EPA’s Wheeler questions ‘legality and practicality’ of California EV order
By Alex Guillén
WASHINGTON EPA Administrator Andrew Wheeler on Monday blasted California Gov. Gavin Newsom’s executive order seeking to ban the sale of internal combustion engines in the state by 2035, writing in a letter that it raises “serious questions regarding its legality and practicality.”
Background: Newsom issued an executive order last week directing the California Air Resources Board to set rules to phase out cars that burn gasoline or diesel by 2035, which would require a significant jump in EV sales, even in the nation’s leading EV state.
The letter: In his letter, Wheeler noted that EPA has revoked the waiver allowing California to enforce its zero-emissions vehicle program, and the state would have to obtain a new one to enforce any regulation related to Newsom’s order.
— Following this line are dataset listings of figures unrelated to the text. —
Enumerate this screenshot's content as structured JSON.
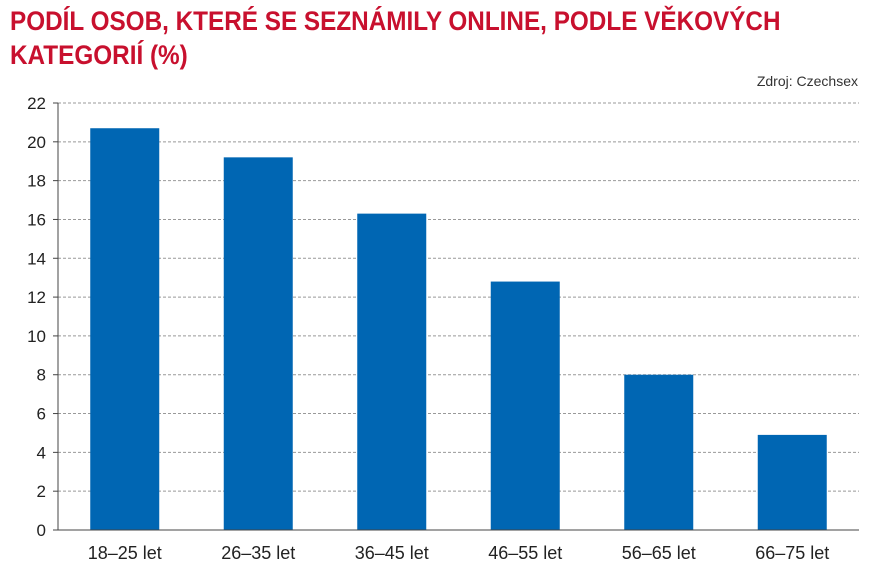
{
  "title_line1": "PODÍL OSOB, KTERÉ SE SEZNÁMILY ONLINE, PODLE VĚKOVÝCH",
  "title_line2": "KATEGORIÍ (%)",
  "source": "Zdroj: Czechsex",
  "colors": {
    "bar": "#0066b3",
    "title": "#c8102e",
    "grid": "#999999"
  },
  "chart_data": {
    "type": "bar",
    "title": "PODÍL OSOB, KTERÉ SE SEZNÁMILY ONLINE, PODLE VĚKOVÝCH KATEGORIÍ (%)",
    "categories": [
      "18–25 let",
      "26–35 let",
      "36–45 let",
      "46–55 let",
      "56–65 let",
      "66–75 let"
    ],
    "values": [
      20.7,
      19.2,
      16.3,
      12.8,
      8.0,
      4.9
    ],
    "xlabel": "",
    "ylabel": "",
    "ylim": [
      0,
      22
    ],
    "yticks": [
      "0",
      "2",
      "4",
      "6",
      "8",
      "10",
      "12",
      "14",
      "16",
      "18",
      "20",
      "22"
    ],
    "grid": true,
    "legend": "none"
  }
}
Legal experts agree California would face almost certain rejection from the Trump administration but could succeed if Joe Biden is elected in November. Wheeler stopped short of outright vowing to reject a request.
“While the EO seems to be mostly aspirational and on its own would accomplish very little, any attempt by the California Air Resources Board to implement sections of it may require California to request a waiver to U.S. EPA,” he wrote.
Wheeler also questioned how, given recent rolling blackouts “unprecedented in size and scope,” California would “expect to run an electric car fleet that will come with significant increases in electricity demand, when you can’t even keep the lights on today.”
EPA did not immediately respond to a question about whether it had consulted FERC on the grid reliability issues raised in the letter, which fall outside the purview of the Clean Air Act.
“I urge you to step away from commitments to singular technologies,” Wheeler wrote. “While it is tempting for federal or state agencies to regulate with a particular technology in mind, it is far more productive to provide innovators the freedom to develop the technologies of tomorrow.”
Context: The EV fight is the latest between California and the Trump administration, which has argued that the state has focused too much on climate change and not on other environmental issues such as forest management amid a record fire season.